La sua condizione fisica è solida, contrastando problemi che avevano segnato la parte finale della sua avventura a Manchester City, dove aveva visto limitazioni nel numero di partite come titolare nelle ultime stagioni.
In Napoli, De Bruyne ha già giocato diverse gare da titolare e altre da subentrato, dimostrando serenità nel nuovo contesto e un’intesa crescente con i compagni di reparto.
Al momento della presentazione ufficiale, De Bruyne ha dichiarato: «Mi sento incredibilmente bene, gioco molto e sono in forma eccellente.»
Verso una nuova partecipazione mondiale
A livello internazionale, De Bruyne ha disputato tre Mondiali con il Belgio ed è considerato uno degli elementi chiave nel ciclo recente della nazionale, un’eredità che continua a guidare la sua prossima avventura.
Roberto Martínez, ex ct belga e ora responsabile della nazionale portoghese, lo aveva definito in passato «uno dei giocatori più creativi del calcio mondiale» e la realtà ha solo confermato questa visione, seppur all’epoca la leadership sia stata affidata ad altri con la gestione di Garcia che nel settembre scorso ha spostato la fascia di capitano su Yuri Tielemans.

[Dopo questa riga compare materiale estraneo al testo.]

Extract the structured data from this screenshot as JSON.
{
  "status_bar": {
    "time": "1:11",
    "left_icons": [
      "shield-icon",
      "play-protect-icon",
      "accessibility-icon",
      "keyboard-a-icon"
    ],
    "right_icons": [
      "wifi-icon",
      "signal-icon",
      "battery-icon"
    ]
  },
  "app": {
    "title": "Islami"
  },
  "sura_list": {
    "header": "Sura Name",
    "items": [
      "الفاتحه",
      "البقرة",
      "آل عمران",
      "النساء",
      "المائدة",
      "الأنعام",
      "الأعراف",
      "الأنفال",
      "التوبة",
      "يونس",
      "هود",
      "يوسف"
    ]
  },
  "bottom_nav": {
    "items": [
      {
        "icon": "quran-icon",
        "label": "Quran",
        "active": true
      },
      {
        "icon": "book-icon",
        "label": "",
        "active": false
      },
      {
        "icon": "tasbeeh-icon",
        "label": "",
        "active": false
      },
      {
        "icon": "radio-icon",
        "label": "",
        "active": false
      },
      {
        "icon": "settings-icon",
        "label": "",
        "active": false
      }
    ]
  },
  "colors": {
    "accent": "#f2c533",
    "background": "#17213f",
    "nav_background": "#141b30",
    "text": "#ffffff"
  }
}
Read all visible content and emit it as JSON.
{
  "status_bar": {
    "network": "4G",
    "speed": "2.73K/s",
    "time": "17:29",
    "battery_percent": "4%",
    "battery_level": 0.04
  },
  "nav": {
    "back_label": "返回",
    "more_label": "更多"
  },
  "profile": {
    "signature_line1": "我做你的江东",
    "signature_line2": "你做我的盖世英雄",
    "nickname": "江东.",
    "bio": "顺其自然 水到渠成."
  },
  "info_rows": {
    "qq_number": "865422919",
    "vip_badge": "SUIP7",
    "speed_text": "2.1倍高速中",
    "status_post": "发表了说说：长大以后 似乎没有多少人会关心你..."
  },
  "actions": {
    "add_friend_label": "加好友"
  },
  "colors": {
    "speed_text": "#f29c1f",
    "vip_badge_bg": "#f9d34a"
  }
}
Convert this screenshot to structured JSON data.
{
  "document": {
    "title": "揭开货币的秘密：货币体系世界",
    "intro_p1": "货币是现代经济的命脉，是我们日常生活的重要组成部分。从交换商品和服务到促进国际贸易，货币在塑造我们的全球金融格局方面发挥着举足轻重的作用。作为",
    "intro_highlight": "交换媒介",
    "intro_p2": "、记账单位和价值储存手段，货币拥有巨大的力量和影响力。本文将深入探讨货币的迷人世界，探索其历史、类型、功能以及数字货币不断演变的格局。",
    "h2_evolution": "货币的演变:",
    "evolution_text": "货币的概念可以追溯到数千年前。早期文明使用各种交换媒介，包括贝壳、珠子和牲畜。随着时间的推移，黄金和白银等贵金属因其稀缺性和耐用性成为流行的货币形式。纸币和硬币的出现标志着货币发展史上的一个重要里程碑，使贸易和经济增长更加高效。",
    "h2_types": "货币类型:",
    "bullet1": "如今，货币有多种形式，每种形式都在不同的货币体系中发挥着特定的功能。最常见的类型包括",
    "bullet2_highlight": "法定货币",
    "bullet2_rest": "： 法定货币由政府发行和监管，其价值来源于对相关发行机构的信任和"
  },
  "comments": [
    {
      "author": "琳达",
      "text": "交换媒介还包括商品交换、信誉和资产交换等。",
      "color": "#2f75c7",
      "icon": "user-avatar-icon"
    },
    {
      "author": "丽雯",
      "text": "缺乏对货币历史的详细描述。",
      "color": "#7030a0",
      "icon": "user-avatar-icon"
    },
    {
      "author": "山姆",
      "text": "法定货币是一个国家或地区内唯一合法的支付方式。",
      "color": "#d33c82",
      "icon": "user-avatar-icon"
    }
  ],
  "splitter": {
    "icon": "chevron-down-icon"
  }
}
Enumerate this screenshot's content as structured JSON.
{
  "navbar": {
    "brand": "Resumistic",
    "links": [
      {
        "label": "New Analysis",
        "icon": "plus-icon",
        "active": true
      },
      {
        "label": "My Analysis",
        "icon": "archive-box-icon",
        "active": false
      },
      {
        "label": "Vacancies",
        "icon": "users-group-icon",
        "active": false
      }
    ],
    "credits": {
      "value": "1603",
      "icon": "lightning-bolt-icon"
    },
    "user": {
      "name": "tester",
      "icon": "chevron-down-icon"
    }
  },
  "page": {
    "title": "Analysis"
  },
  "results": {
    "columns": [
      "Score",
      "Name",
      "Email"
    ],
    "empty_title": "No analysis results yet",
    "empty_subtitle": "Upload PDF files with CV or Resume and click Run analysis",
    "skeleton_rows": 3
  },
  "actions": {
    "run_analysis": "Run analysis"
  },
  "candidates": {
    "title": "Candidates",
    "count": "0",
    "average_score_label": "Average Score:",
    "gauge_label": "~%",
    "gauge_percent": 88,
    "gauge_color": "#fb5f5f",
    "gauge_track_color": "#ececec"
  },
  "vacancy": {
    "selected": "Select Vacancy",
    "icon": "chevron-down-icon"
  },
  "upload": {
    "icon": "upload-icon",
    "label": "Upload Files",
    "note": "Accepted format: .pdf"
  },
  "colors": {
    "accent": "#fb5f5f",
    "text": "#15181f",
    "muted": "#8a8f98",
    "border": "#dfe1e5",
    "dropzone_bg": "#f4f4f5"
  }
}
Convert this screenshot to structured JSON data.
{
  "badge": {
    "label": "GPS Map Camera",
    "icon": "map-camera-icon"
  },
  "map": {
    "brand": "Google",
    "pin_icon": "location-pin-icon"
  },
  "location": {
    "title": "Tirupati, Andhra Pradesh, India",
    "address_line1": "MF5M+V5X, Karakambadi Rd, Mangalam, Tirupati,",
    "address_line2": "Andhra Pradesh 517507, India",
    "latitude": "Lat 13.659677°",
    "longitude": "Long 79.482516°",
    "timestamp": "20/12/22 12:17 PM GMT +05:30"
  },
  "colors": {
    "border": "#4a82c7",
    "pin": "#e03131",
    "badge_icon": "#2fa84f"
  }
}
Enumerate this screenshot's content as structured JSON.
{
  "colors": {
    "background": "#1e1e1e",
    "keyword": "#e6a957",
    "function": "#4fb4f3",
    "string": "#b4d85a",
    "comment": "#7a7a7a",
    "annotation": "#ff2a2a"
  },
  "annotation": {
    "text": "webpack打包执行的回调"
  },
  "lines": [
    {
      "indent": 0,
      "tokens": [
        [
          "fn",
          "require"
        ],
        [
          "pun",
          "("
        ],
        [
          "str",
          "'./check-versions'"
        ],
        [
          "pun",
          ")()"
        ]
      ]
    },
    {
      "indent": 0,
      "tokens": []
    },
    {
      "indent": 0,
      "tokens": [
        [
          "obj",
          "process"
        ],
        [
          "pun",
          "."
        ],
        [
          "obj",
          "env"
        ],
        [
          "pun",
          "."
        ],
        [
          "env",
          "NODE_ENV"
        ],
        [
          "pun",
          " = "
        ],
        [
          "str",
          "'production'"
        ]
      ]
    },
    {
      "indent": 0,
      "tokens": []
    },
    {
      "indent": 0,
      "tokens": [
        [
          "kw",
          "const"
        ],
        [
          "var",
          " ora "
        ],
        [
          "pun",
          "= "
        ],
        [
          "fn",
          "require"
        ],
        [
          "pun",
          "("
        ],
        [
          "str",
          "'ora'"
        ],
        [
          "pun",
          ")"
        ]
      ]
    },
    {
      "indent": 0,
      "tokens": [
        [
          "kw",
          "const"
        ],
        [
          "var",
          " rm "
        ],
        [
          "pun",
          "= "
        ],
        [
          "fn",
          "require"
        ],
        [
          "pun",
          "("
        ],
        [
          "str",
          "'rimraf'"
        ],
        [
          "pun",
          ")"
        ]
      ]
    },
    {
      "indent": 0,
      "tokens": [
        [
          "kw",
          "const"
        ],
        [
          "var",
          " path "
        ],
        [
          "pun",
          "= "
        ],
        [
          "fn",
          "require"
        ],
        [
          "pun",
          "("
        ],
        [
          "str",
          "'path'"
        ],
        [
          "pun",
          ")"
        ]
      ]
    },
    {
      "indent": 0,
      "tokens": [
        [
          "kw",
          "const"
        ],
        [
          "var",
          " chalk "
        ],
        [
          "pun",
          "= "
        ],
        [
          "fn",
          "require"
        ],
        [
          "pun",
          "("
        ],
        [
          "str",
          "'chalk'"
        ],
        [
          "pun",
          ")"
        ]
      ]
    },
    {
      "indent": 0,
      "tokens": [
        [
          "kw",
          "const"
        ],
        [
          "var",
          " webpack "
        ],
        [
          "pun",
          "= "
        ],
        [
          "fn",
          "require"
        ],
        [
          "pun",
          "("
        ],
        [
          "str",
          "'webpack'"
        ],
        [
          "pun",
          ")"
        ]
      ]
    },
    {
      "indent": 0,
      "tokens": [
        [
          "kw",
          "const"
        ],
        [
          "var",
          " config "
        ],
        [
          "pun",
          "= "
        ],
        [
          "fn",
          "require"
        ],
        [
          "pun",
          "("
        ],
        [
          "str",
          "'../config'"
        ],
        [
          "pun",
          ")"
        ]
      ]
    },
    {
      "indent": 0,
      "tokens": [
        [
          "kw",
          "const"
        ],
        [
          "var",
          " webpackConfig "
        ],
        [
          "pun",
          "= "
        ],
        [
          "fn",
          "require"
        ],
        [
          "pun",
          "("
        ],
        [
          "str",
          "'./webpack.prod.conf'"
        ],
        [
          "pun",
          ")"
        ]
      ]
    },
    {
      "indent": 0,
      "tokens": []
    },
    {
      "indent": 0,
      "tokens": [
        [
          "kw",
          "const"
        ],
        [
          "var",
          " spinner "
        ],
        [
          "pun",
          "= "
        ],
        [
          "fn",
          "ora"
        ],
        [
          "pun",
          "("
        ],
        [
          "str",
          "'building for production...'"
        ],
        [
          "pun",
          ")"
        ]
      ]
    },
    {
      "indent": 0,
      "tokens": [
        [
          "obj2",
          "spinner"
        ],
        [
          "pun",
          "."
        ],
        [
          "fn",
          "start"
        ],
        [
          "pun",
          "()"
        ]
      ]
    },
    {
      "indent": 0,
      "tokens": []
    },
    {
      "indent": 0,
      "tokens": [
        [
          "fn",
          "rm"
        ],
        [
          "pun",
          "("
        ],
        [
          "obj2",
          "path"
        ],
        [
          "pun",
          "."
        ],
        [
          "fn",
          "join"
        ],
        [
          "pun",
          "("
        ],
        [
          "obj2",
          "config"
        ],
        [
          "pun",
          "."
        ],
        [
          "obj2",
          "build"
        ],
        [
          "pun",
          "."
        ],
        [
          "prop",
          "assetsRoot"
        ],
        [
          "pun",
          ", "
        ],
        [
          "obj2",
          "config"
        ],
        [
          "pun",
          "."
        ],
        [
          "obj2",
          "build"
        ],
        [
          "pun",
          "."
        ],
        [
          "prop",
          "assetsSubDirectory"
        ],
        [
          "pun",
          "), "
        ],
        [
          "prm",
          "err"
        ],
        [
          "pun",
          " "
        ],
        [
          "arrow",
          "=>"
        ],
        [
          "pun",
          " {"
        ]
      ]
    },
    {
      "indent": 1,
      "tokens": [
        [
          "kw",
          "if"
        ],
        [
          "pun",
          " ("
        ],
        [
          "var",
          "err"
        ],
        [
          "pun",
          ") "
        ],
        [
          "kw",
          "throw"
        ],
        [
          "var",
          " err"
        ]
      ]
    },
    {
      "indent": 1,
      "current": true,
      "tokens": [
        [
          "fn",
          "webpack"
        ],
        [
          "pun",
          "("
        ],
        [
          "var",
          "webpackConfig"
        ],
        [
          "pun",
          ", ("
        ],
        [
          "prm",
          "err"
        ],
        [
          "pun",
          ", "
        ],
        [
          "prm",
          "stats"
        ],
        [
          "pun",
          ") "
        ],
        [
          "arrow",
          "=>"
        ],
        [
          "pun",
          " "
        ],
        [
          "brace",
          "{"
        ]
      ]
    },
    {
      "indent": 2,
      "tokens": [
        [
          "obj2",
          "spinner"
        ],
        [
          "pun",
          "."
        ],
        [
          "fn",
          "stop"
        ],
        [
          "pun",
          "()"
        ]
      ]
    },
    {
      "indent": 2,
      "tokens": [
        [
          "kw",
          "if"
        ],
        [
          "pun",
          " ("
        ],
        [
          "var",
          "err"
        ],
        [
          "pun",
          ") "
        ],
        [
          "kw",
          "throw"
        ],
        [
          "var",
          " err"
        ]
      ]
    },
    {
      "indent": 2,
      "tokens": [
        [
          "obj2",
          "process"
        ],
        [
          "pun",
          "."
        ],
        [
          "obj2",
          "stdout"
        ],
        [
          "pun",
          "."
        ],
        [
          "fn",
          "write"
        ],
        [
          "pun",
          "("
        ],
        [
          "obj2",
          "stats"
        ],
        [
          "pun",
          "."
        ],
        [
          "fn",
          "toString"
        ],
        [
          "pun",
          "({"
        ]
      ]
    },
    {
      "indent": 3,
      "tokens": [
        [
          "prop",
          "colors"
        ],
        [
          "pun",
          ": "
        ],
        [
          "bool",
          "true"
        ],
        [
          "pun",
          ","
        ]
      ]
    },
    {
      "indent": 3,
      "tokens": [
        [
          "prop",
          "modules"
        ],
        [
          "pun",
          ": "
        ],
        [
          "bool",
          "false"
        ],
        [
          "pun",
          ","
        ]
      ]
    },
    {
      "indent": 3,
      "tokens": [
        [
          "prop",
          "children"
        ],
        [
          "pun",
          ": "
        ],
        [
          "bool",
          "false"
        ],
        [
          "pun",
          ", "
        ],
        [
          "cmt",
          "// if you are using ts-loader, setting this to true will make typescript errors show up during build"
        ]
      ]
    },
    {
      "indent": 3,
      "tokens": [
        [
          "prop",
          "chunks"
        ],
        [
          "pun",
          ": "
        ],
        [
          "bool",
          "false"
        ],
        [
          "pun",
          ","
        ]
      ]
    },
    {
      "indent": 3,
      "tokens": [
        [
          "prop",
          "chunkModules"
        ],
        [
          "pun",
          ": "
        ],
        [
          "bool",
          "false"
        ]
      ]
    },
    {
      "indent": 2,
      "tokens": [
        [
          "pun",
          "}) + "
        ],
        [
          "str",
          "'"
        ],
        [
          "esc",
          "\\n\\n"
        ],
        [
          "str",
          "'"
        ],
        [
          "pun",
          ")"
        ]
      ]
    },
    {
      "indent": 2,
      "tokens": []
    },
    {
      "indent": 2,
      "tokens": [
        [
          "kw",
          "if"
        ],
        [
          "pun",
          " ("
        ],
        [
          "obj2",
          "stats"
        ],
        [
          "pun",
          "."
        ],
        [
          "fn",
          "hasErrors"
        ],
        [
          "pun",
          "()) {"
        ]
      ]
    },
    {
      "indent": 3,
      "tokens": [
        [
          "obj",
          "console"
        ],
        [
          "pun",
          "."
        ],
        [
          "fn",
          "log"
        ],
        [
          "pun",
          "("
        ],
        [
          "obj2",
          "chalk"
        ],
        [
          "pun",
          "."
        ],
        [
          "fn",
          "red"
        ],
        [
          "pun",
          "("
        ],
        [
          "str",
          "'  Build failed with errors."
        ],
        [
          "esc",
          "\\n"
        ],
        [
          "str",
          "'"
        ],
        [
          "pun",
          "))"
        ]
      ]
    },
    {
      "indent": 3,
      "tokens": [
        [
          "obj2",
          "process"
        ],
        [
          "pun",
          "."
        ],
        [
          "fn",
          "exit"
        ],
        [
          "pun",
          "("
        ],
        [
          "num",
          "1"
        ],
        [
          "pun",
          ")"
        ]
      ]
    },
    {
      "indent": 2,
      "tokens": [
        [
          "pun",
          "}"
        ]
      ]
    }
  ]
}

De Bruyne ha accettato la decisione con pragmatismo, e sta rispondendo sul campo: ha segnato cinque gol nelle prime quattro partite affrontate con Garcia in panchina, guidando il Belgio in vetta al girone di qualificazione e avvicinandosi al Mondiale per la quarta volta consecutiva.
La kermesse che vedrà assieme Canada, Messico e USA nel prossimo torneo estivo appare come una vetrina perfetta per valutare l’ulteriore evoluzione di De Bruyne, che continua ad essere uno dei pilastri del calcio mondiale, se non il re delle intuizioni e delle rotazioni precise.
In conclusione, l’oggi di De Bruyne non è una caduta, ma una transizione che potrebbe scrivere una pagina ancora più brillante della sua carriera; Napoli gli offre terreno fertile per dimostrare che l’età non è una barriera, ma un volano.
Punchline: Se De Bruyne lancia un passaggio e il destinatario si perde, ricordate che è solo la grammatica del calcio: una lingua che lui parla meglio di chiunque altro.
Punchline 2: E se la vita fosse una partita di calcio, De Bruyne sarebbe quel difensore che ride mentre l’adversario si chiede dove sia finito il pressing: lui è già oltre l’azione, con la bussola GPS sempre puntata sul passaggio perfetto.